In your professional life, what is the single best thing about what you do?
I spend time daydreaming outside and then find ways to translate those wanderings into paintings and drawings. The best bit though is when someone sees a painting and they form a personal connection with it. I love to hear about how they relate to that piece of work and what it means to them or what it makes them think of. That's really where the moment of art happens for me. Writing this, I remember hanging a large painting at a show. The painting was essentially enormous clouds and a big open expanse of green. I wasn't sure about it and was feeling antsy about sharing it. Then something unexpected and magical happened - family groups, couples and friends started to cloud-watch. My favourite question that day was, 'Did you mean to put a dragon in it?'
Do you have a creative hero / heroine and if so, why?

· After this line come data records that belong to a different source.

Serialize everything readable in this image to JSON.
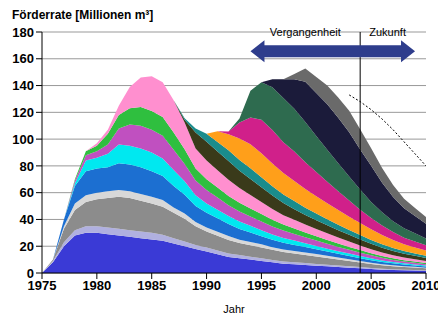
{
  "chart_data": {
    "type": "area",
    "stacked": true,
    "grid": true,
    "y_label": "Förderrate [Millionen m³]",
    "x_label": "Jahr",
    "xlim": [
      1975,
      2010
    ],
    "xticks": [
      1975,
      1980,
      1985,
      1990,
      1995,
      2000,
      2005,
      2010
    ],
    "ylim": [
      0,
      180
    ],
    "yticks": [
      0,
      20,
      40,
      60,
      80,
      100,
      120,
      140,
      160,
      180
    ],
    "vline": 2004,
    "annotations": [
      {
        "text": "Vergangenheit",
        "arrow": "left"
      },
      {
        "text": "Zukunft",
        "arrow": "right"
      }
    ],
    "x": [
      1975,
      1976,
      1977,
      1978,
      1979,
      1980,
      1981,
      1982,
      1983,
      1984,
      1985,
      1986,
      1987,
      1988,
      1989,
      1990,
      1991,
      1992,
      1993,
      1994,
      1995,
      1996,
      1997,
      1998,
      1999,
      2000,
      2001,
      2002,
      2003,
      2004,
      2005,
      2006,
      2007,
      2008,
      2009,
      2010
    ],
    "series": [
      {
        "color": "#3a3ad6",
        "values": [
          0,
          8,
          20,
          28,
          30,
          30,
          29,
          28,
          27,
          26,
          25,
          24,
          22,
          20,
          18,
          16,
          14,
          12,
          11,
          10,
          9,
          8,
          7,
          6.5,
          6,
          5.5,
          5,
          4.5,
          4,
          3.5,
          3,
          2.5,
          2.2,
          2,
          1.8,
          1.5
        ]
      },
      {
        "color": "#b0b0e0",
        "values": [
          0,
          1,
          3,
          4,
          5,
          5,
          5,
          5,
          5,
          5,
          5,
          4.5,
          4,
          3.5,
          3,
          3,
          2.8,
          2.6,
          2.4,
          2.2,
          2,
          1.8,
          1.6,
          1.5,
          1.4,
          1.3,
          1.2,
          1.1,
          1,
          0.9,
          0.8,
          0.7,
          0.6,
          0.5,
          0.5,
          0.4
        ]
      },
      {
        "color": "#8c8c8c",
        "values": [
          0,
          1,
          10,
          15,
          18,
          20,
          22,
          24,
          24,
          23,
          22,
          21,
          19,
          17,
          14,
          12,
          11,
          10,
          9,
          8.5,
          8,
          7.5,
          7,
          6.5,
          6,
          5.5,
          5,
          4.5,
          4,
          3.5,
          3,
          2.6,
          2.3,
          2,
          1.8,
          1.6
        ]
      },
      {
        "color": "#d8d8d8",
        "values": [
          0,
          0,
          2,
          5,
          5,
          5,
          5,
          5,
          5,
          5,
          5,
          5,
          4,
          4,
          3,
          3,
          3,
          3,
          2.5,
          2.5,
          2.5,
          2,
          2,
          2,
          2,
          1.8,
          1.6,
          1.4,
          1.2,
          1,
          0.9,
          0.8,
          0.7,
          0.6,
          0.5,
          0.5
        ]
      },
      {
        "color": "#1c6fd1",
        "values": [
          0,
          0,
          5,
          13,
          18,
          18,
          18,
          20,
          20,
          20,
          19,
          18,
          16,
          14,
          12,
          11,
          10,
          9,
          8,
          7,
          6,
          5.5,
          5,
          4.5,
          4,
          3.6,
          3.2,
          2.8,
          2.5,
          2.2,
          1.9,
          1.6,
          1.4,
          1.2,
          1,
          0.9
        ]
      },
      {
        "color": "#00e8f0",
        "values": [
          0,
          0,
          0,
          2,
          8,
          8,
          10,
          14,
          14,
          14,
          14,
          13,
          12,
          10,
          8,
          7,
          6.5,
          6,
          5.5,
          5,
          4.5,
          4,
          3.6,
          3.2,
          2.8,
          2.5,
          2.2,
          2,
          1.8,
          1.6,
          1.4,
          1.2,
          1,
          0.9,
          0.8,
          0.7
        ]
      },
      {
        "color": "#c050c0",
        "values": [
          0,
          0,
          0,
          2,
          4,
          5,
          7,
          12,
          16,
          17,
          17,
          17,
          15,
          13,
          11,
          10,
          9,
          8,
          7.5,
          7,
          6.5,
          6,
          5.5,
          5,
          4.5,
          4,
          3.6,
          3.2,
          2.8,
          2.5,
          2.2,
          1.9,
          1.6,
          1.4,
          1.2,
          1
        ]
      },
      {
        "color": "#2fbf3f",
        "values": [
          0,
          0,
          0,
          1,
          3,
          4,
          8,
          10,
          12,
          14,
          14,
          14,
          13,
          11,
          9,
          8,
          7.5,
          7,
          6.5,
          6,
          5.5,
          5,
          4.5,
          4,
          3.6,
          3.2,
          2.8,
          2.5,
          2.2,
          1.9,
          1.6,
          1.4,
          1.2,
          1,
          0.9,
          0.8
        ]
      },
      {
        "color": "#ff8fcf",
        "values": [
          0,
          0,
          0,
          0,
          0,
          2,
          3,
          7,
          16,
          22,
          26,
          26,
          24,
          20,
          15,
          14,
          13,
          12,
          11,
          10,
          9,
          8,
          7,
          6.5,
          6,
          5.5,
          5,
          4.5,
          4,
          3.5,
          3,
          2.6,
          2.3,
          2,
          1.8,
          1.6
        ]
      },
      {
        "color": "#3a3a1a",
        "values": [
          0,
          0,
          0,
          0,
          0,
          0,
          0,
          0,
          0,
          0,
          0,
          0,
          0,
          2,
          12,
          14,
          14,
          14,
          13,
          12,
          11,
          10,
          9,
          8,
          7,
          6.5,
          6,
          5.5,
          5,
          4.5,
          4,
          3.6,
          3.2,
          2.8,
          2.5,
          2.2
        ]
      },
      {
        "color": "#1a8c8c",
        "values": [
          0,
          0,
          0,
          0,
          0,
          0,
          0,
          0,
          0,
          0,
          0,
          0,
          0,
          1,
          3,
          6,
          7,
          8,
          8,
          8,
          7.5,
          7,
          6.5,
          6,
          5.5,
          5,
          4.5,
          4,
          3.6,
          3.2,
          2.8,
          2.5,
          2.2,
          2,
          1.8,
          1.6
        ]
      },
      {
        "color": "#ff9f1a",
        "values": [
          0,
          0,
          0,
          0,
          0,
          0,
          0,
          0,
          0,
          0,
          0,
          0,
          0,
          0,
          0,
          0,
          8,
          12,
          16,
          18,
          18,
          17,
          16,
          15,
          14,
          13,
          12,
          11,
          10,
          9,
          8,
          7,
          6,
          5,
          4.5,
          4
        ]
      },
      {
        "color": "#d0208a",
        "values": [
          0,
          0,
          0,
          0,
          0,
          0,
          0,
          0,
          0,
          0,
          0,
          0,
          0,
          0,
          0,
          0,
          0,
          2,
          12,
          20,
          25,
          25,
          23,
          22,
          20,
          18,
          16,
          14,
          12,
          10,
          8.5,
          7,
          6,
          5,
          4.5,
          4
        ]
      },
      {
        "color": "#2e6b4f",
        "values": [
          0,
          0,
          0,
          0,
          0,
          0,
          0,
          0,
          0,
          0,
          0,
          0,
          0,
          0,
          0,
          0,
          0,
          0,
          3,
          20,
          28,
          32,
          33,
          32,
          30,
          27,
          24,
          21,
          18,
          15,
          12,
          10,
          8,
          7,
          6,
          5
        ]
      },
      {
        "color": "#1b1b3a",
        "values": [
          0,
          0,
          0,
          0,
          0,
          0,
          0,
          0,
          0,
          0,
          0,
          0,
          0,
          0,
          0,
          0,
          0,
          0,
          0,
          0,
          0,
          6,
          14,
          22,
          30,
          32,
          34,
          34,
          33,
          30,
          27,
          22,
          18,
          15,
          13,
          11
        ]
      },
      {
        "color": "#6a6a6a",
        "values": [
          0,
          0,
          0,
          0,
          0,
          0,
          0,
          0,
          0,
          0,
          0,
          0,
          0,
          0,
          0,
          0,
          0,
          0,
          0,
          0,
          0,
          0,
          0,
          4,
          10,
          12,
          14,
          15,
          16,
          15,
          13,
          11,
          9,
          7,
          6,
          5
        ]
      },
      {
        "type": "line",
        "line_style": "dotted",
        "color": "#000000",
        "values": [
          null,
          null,
          null,
          null,
          null,
          null,
          null,
          null,
          null,
          null,
          null,
          null,
          null,
          null,
          null,
          null,
          null,
          null,
          null,
          null,
          null,
          null,
          null,
          null,
          null,
          null,
          null,
          null,
          133,
          128,
          122,
          115,
          107,
          98,
          89,
          80
        ]
      }
    ]
  }
}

This is a tough question. I go to different artists for different sorts of nourishment and friendship. I love the work of Viera Da Silva and often look at her later paintings to find a sense of peace. I was first introduced to John Virtue's paintings by a client and I adore the fierce, driving energy of his work. Ben Nicolson's drawings remind me of the importance of line and space. Jo Shapcott's poetry helps me seize life and to catch at the space between words whilst writers like Robert Macfarlane and Roger Deakin connect me to the landscape, its history and lexicography.
What piece of advice do you wish you had been given at the beginning of your career?
You are not alone. Making art can be a very solitary activity and pursuing a career as an artist can feel like insanity to everyone around you. The more artists and creative professionals I meet, the more I know that working in the arts is the best gift, and the more I understand that this tribe is welcoming and global.
If you hit a creative block, what is your top tip for getting through it?
Go for a walk or run. Move until your mind stops and you cross over into a space of noticing and curiosity. If that doesn't work, reach out to an artist friend and have a chat. Their passion for what they are working on will be infectious, or alternatively if they are also stuck, then this can be a healing moment for both of you.
And finally, for fun, if you were a shoe, what type of shoe would you be and why?
A paint splattered trainer with holes in the toe. This shoe is not beautiful, but will get you where you need to go, in any weather and on most terrains. It has had lots of adventures already and is up for many more.